Généticiens en renfort
Des généticiens de l’Institut Max-Planck pour les sciences de l’histoire humaine à Iéna, en Allemagne, sont venus prêter main-forte aux archéologues et aux historiens. Ils ont pu analyser l’ADN prélevé dans la pulpe dentaire de 29 individus enterrés sur le site de Teposcolula-Yucundaa, au nord-ouest de la ville d’Oaxaca. Ce site est doublement intéressant : non seulement les sépultures (principalement des fosses communes) sont les seules officiellement liées au cocoliztli de 1545 mais, de plus, la ville initialement bâtie au sommet d’une montagne a été abandonnée après l’épidémie et reconstruite dans la vallée, si bien que la plupart des tombes sont demeurées intactes jusqu’à leur ouverture, entre 2004 et 2010.
Les généticiens emmenés par Ashild Vagene ont utilisé une nouvelle méthode d’analyse bio-informatique de l’ADN. Plutôt que d’examiner, dans leur échantillon, la présence de tel ou tel ADN bactérien, un organisme à la fois (ce qui demande beaucoup de temps et de puissance informatique), ils ont eu recours à un nouveau programme capable de balayer l’ensemble des 2 700 bactéries suspectes en une seule fois. Ils ont ainsi mis en évidence la présence de l’ADN de la bactérie Salmonella enterica chez 10 des individus exhumés.
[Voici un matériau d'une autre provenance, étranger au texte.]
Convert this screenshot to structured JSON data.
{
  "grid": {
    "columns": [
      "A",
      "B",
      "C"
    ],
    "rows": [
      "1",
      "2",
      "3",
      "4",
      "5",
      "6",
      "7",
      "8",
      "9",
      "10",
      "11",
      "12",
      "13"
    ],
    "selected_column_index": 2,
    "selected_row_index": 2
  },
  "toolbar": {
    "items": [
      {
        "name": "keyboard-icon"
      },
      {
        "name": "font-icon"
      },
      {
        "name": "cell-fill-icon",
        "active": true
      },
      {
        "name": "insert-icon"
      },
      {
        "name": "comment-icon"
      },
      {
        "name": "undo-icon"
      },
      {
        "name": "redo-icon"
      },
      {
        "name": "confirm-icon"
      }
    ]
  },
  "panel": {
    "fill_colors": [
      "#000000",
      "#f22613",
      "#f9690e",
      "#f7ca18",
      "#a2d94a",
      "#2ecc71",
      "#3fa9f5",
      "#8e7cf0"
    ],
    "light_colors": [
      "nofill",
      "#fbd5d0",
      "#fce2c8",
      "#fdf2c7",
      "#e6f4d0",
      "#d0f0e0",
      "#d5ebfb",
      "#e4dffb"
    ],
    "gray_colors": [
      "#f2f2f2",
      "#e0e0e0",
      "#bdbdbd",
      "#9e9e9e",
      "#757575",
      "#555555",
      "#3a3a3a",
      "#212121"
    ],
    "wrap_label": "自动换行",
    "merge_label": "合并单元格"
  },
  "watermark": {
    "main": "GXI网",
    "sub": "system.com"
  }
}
Poursuivant les travaux, les auteurs ont également pu reconstruire le génome entier de la bactérie et ont constaté qu’il s’agissait d’une salmonelle de sérotype Paratyphi C, responsable des fièvres typhoïdes. Il s’agit, d’après l’Institut Max-Planck, « de la première preuve moléculaire d’infection par cette bactérie à partir de vestiges du Nouveau Monde ».
Virus ou bactérie ?
Mais gare aux conclusions hâtives. Une autre théorie, échafaudée en 2006 par Rodolfo Acuna-Soto, de l’Institut national mexicain d’anthropologie et d’histoire à Mexico, propose que le cocoliztli soit en fait une fièvre hémorragique déclenchée par un virus (comme la maladie liée au virus Ebola) et antérieure à la conquête. Parmi ses arguments, le fait que les symptômes décrits par les témoins (un fléau ravageur tuant en quelques jours après de terribles fièvres, une langue noire, une urine verdâtre et des saignements par tous les orifices, comme le décrivit le médecin royal espagnol Francisco Hernandez dans un récit qui prête toutefois à caution), ne correspondent à aucune des maladies connues à l’époque en Europe. « Notre étude ne peut prouver l’absence de virus, reconnaît Alexander Herbig, un des auteurs de l’étude parue cette semaine. L’ARN viral étant moins stable [que l’ADN bactérien], on ne peut donc pas écarter que des personnes étaient infectées par un virus en plus de S. Paratyphi C. »
Virus ou bactérie, on ne sait donc pas très bien qui est le coupable. Ni d’où il vient, d’ailleurs. Les historiens ont longtemps suggéré que les Européens l’auraient amené avec eux, et transmis à des Aztèques dépourvus de défense immunitaire contre l’infection. Pour Rodolfo Acuna-Soto, le virus était déjà là, et n’attendait que des conditions propices pour sévir. Selon lui, les pluies diluviennes de 1545 et 1576 auraient contribué à l’explosion des populations de rats, qu’il imagine comme vecteurs de la maladie.
Quant à Salmonella enterica, les auteurs ne savent pas s’il s’agit d’une souche endémique. Mais ils comptent comparer son ADN avec celui d’une autre salmonelle, retrouvée dans une tombe norvégienne datant de 1200, soit trois siècles avant la conquête du Mexique. « Si les génomes sont similaires, cela pourrait confirmer l’hypothèse que la maladie vient d’Europe », estime Alexander Herbig.
Il ne fait plus aucun doute que les Aztèques, Mixtèques, Tarrasques et autres Totonaques ont péri de terribles épidémies, évidemment favorisées par les traitements inhumains infligés par les Espagnols. Il reste toutefois matière à débattre quant à la nature exacte de la maladie qui les a condamnés à disparaître.